In the comments to my post on testing the lock-free stack, Dmitriy V'jukov wondered if my code could test a broken implementation of a stack built on a preallocated array. He provided a link to the code on a Russian forum (yes, I used Google Translate a lot). It seems it’s not his, but a friend’s or a colleague’s.
I downloaded it and cleaned it up a bit for here (the volatile keywords aren’t needed for example since there are memory fences all over the place, so that gets rid of the #pragmas, and I really wanted better names for the variables):
class SafeStackItem<T> { public T Value; public Int32 Next; } class SafeStack<T> where T : class { private Int32 head; private Int32 count; private SafeStackItem<T>[] array; public SafeStack(SafeStackItem<T>[] array, int pushFrom, int pushCount) { this.head = -1; this.array = array; count = pushCount; head = pushFrom; for (int i = 0; i < pushCount - 1; i++) array[i + pushFrom].Next = pushFrom + i + 1; array[pushFrom + pushCount - 1].Next = -1; } public Int32 Pop() { while (count > 1) { Int32 oldHead = head; Int32 oldHeadNext = Interlocked.Exchange(ref array[oldHead].Next, -1); if (oldHeadNext >= 0) { if (Interlocked.CompareExchange(ref head, oldHeadNext, oldHead) == oldHead) { Interlocked.Decrement(ref count); return oldHead; } else Interlocked.Exchange(ref array[oldHead].Next, oldHeadNext); } } return -1; } public void Push(Int32 index) { Int32 oldHead; do { oldHead = head; array[index].Next = oldHead; } while (oldHead != Interlocked.CompareExchange(ref head, index, oldHead)); Interlocked.Increment(ref count); } }
My first comments were essentially summed up by the word ‘horror’. The array is public, the indexes into the array are public (the push and pop operations work on array indexes, for heaven’s sake), and the elements are all public. I also pointed out that the stack was just completely broken: even in a single-threaded app you could never pop off the last item on the stack. He came back and asked whether I could find the bug in the algorithm. I replied with a negative, pointing out that
I'm not even sure how it's supposed to be used, so a test app would be more than welcome. In using a multithreaded stack, I'm more used to having 'producers' that push 'work' items on the stack, and 'consumers' that pop them off.

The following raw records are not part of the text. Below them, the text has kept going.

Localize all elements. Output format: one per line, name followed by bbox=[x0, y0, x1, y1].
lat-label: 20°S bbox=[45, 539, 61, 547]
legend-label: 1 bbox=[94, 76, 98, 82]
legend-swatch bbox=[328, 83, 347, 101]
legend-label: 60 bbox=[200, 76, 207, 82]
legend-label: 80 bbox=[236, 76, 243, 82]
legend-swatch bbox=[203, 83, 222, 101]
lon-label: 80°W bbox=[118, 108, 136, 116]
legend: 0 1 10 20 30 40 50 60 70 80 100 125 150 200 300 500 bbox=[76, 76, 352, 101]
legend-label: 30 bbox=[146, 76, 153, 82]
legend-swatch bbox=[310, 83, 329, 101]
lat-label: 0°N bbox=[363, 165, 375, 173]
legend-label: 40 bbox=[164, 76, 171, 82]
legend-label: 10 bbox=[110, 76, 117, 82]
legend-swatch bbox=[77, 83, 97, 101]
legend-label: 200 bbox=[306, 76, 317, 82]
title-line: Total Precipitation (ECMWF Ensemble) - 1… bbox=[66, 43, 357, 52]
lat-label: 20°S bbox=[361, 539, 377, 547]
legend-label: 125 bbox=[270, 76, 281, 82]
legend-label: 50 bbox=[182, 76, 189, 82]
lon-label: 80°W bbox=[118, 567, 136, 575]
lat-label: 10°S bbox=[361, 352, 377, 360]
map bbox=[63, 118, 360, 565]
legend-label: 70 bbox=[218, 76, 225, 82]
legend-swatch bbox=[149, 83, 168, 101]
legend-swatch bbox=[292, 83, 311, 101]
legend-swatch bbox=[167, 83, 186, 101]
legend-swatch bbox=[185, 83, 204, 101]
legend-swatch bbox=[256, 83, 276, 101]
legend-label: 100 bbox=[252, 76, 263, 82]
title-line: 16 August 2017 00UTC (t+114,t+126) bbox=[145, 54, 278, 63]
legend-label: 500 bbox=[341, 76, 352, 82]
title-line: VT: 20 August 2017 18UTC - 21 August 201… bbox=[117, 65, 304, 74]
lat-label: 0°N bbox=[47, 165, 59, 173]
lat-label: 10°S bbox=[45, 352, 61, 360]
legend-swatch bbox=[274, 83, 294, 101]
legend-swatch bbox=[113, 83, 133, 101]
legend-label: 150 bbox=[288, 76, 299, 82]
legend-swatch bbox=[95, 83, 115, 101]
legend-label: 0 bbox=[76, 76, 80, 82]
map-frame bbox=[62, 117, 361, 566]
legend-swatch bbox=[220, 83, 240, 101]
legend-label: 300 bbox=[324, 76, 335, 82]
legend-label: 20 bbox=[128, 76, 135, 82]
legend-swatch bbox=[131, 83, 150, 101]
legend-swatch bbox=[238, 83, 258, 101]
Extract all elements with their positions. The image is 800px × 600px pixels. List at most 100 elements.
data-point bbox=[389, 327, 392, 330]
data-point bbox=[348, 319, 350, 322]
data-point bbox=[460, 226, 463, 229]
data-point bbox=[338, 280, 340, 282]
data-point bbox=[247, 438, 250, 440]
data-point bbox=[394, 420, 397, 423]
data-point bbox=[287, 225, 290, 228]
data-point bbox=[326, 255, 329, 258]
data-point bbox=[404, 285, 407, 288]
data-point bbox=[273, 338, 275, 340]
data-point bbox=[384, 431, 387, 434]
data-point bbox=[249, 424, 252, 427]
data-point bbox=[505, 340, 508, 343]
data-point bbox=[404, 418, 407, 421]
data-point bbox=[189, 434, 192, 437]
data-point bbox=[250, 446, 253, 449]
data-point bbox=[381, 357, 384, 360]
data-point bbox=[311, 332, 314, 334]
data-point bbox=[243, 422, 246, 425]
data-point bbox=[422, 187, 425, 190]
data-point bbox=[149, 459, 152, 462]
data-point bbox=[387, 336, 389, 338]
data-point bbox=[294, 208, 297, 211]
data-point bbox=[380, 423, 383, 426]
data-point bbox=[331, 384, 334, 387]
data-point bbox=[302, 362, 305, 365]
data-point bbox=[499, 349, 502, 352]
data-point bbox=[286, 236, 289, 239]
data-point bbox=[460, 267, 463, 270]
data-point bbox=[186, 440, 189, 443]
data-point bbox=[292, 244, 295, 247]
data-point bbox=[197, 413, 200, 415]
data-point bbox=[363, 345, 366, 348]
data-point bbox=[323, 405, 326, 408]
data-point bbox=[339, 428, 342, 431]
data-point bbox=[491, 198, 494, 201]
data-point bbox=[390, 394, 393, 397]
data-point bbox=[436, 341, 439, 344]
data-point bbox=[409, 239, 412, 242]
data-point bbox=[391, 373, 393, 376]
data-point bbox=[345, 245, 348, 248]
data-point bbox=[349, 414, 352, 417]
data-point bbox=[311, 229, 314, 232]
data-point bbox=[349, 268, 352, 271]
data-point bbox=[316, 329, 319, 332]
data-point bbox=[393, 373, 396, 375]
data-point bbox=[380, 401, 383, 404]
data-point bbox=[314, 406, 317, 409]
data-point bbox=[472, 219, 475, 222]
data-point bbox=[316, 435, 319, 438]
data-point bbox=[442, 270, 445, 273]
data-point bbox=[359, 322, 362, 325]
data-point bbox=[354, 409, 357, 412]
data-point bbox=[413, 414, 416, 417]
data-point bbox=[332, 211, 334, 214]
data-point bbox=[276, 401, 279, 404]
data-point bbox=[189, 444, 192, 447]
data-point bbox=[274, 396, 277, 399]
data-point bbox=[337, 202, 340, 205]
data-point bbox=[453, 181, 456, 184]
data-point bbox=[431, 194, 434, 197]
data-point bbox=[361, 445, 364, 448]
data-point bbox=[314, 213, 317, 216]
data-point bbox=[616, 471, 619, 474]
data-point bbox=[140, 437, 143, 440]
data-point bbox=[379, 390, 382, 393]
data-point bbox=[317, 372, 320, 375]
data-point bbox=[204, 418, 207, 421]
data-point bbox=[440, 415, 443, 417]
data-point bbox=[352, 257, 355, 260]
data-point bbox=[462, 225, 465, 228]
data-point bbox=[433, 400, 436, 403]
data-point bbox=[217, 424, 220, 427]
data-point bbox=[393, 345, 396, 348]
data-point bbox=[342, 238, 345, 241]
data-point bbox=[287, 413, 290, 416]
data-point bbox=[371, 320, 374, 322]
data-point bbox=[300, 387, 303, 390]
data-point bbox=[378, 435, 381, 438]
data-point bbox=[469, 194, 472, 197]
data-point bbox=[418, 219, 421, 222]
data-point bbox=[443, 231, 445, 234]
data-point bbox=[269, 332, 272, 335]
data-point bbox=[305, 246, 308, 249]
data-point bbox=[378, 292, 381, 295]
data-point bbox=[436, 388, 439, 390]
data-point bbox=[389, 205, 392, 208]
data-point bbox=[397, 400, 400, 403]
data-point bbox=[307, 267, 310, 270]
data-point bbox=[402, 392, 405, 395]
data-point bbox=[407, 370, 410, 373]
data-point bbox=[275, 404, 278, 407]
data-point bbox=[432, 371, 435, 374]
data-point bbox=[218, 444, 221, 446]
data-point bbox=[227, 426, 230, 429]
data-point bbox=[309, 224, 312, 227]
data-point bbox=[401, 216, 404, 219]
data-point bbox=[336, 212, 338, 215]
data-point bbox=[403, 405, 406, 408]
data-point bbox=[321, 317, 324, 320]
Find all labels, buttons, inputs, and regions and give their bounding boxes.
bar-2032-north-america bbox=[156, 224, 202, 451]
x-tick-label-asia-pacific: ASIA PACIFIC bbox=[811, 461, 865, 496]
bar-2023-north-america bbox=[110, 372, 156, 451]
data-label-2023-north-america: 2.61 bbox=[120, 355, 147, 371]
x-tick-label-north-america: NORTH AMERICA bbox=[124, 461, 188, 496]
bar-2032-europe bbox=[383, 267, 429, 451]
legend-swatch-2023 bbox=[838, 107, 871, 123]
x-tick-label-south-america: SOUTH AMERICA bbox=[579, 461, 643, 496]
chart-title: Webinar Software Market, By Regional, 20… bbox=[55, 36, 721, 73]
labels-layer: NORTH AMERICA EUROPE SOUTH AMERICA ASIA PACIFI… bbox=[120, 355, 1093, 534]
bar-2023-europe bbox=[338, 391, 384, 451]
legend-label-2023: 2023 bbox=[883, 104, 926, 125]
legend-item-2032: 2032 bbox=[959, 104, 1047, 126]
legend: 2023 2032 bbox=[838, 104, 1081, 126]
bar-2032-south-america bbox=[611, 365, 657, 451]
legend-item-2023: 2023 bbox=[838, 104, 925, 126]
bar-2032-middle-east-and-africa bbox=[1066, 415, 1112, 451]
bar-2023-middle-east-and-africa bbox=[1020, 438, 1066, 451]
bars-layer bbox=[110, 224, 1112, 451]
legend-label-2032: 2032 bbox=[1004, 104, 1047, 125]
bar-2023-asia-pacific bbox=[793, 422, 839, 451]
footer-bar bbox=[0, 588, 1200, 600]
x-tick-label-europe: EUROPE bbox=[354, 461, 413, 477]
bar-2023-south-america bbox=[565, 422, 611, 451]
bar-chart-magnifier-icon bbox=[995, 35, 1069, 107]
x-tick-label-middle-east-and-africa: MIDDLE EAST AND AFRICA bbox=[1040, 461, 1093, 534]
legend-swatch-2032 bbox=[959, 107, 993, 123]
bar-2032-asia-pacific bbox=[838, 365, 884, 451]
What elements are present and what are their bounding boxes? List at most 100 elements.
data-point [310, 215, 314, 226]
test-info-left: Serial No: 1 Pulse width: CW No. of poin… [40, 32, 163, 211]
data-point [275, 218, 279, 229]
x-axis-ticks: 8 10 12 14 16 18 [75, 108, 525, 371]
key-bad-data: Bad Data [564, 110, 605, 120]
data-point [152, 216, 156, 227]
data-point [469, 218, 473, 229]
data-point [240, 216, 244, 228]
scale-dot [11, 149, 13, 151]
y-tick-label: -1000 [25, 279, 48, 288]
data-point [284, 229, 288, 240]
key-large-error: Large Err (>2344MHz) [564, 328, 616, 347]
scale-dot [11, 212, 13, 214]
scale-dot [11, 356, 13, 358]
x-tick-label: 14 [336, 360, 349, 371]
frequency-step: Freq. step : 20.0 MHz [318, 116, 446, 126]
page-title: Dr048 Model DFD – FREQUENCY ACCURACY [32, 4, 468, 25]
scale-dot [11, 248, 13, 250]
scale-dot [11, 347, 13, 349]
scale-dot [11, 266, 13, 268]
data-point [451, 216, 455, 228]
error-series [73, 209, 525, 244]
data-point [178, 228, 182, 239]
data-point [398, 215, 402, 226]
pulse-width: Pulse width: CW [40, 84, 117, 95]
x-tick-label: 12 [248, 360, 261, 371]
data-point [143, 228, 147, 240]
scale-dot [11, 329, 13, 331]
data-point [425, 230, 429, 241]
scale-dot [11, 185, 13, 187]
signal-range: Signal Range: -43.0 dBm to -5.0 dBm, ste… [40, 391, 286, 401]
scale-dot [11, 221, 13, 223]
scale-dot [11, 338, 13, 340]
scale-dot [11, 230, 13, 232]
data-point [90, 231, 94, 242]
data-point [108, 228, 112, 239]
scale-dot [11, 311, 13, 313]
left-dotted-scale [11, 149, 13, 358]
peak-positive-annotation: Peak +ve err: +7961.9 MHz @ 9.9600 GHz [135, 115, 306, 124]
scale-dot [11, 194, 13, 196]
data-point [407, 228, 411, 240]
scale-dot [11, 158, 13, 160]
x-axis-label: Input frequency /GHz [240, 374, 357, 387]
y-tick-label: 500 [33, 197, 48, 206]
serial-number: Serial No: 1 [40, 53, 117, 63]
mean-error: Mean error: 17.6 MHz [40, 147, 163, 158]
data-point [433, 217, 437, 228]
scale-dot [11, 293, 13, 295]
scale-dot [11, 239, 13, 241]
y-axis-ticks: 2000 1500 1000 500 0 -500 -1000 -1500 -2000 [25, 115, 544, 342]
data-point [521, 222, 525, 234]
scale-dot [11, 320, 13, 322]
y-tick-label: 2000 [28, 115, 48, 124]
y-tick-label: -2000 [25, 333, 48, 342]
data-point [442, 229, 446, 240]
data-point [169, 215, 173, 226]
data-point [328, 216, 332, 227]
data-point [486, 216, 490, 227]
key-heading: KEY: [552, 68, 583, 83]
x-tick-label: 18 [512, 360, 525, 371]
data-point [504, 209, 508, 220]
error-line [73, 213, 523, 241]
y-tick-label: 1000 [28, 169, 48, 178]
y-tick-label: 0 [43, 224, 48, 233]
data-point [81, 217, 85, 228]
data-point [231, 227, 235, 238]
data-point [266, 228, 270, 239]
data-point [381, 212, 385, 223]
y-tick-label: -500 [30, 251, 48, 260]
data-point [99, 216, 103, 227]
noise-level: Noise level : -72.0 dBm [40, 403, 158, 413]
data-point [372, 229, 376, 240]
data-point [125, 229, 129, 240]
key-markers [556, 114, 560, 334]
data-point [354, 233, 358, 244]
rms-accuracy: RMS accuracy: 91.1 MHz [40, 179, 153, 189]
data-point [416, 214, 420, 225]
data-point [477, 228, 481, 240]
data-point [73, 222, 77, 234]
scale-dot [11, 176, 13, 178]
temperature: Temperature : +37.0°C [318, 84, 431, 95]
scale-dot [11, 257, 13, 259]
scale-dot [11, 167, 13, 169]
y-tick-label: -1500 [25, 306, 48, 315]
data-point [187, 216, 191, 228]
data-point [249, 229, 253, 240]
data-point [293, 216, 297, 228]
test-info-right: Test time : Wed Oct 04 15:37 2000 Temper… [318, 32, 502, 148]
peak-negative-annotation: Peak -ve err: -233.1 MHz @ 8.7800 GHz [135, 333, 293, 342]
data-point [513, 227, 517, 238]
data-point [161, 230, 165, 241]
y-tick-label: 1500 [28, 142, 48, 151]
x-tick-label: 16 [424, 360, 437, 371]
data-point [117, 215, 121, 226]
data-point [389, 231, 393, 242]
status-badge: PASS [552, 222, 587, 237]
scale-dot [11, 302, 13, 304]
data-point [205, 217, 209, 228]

Here I'm not even sure how a consumer would signal to a producer that it had completed the work on index N and hence that index can now be reused. Yuk, even writing that down gives me the shivers.
In translating and reading the thread on the Russian forum, I got the impression that he tested it with each thread popping off an item, “processing” it in some way, and then pushing it back. Why, I have absolutely no idea; I just think this stack is broken as a usable multi-threaded container for the reason given above, and that’s even before you get to the problem of it suffering from an ABA problem. (Or maybe you should have two such stacks, equal in size, pop off from one and push onto the other. Yuk.)
The ABA problem occurs because of the reuse of ‘nodes’ without making sure that all threads have relinquished control of a given node before reusing it. It’s a classic ABA scenario and after I’d thought about it for a little while, I played the game of “hunt the node reuse”. In the end, it wasn’t that hard to find.
Let us suppose that slow thread A ‘sees’ the stack 3 -> 4 -> 5 -> etc; that is, the head of the list is node 3. It calls Pop(). The first step is to read the head index into oldHead, setting it to 3. In between this step and the next, it falls asleep, and another thread, X, pops node 3. The oldHead node (that is, node 3) will have its Next index set to -1 by this pop operation.
Thread X then starts to push node 3 back onto the stack. However, it has some extraordinary difficulty because some rogue super-fast thread is pushing a bunch of nodes back onto the stack, bam, bam, bam. X tries, node 3’s Next gets set to 42, the current head, but the compare-exchange fails because the head has changed right under its nose. Damn. It tries again, node 3’s Next gets set to 43. No go, fails again. It tries again, setting node 3’s Next to 44 and finally succeeds.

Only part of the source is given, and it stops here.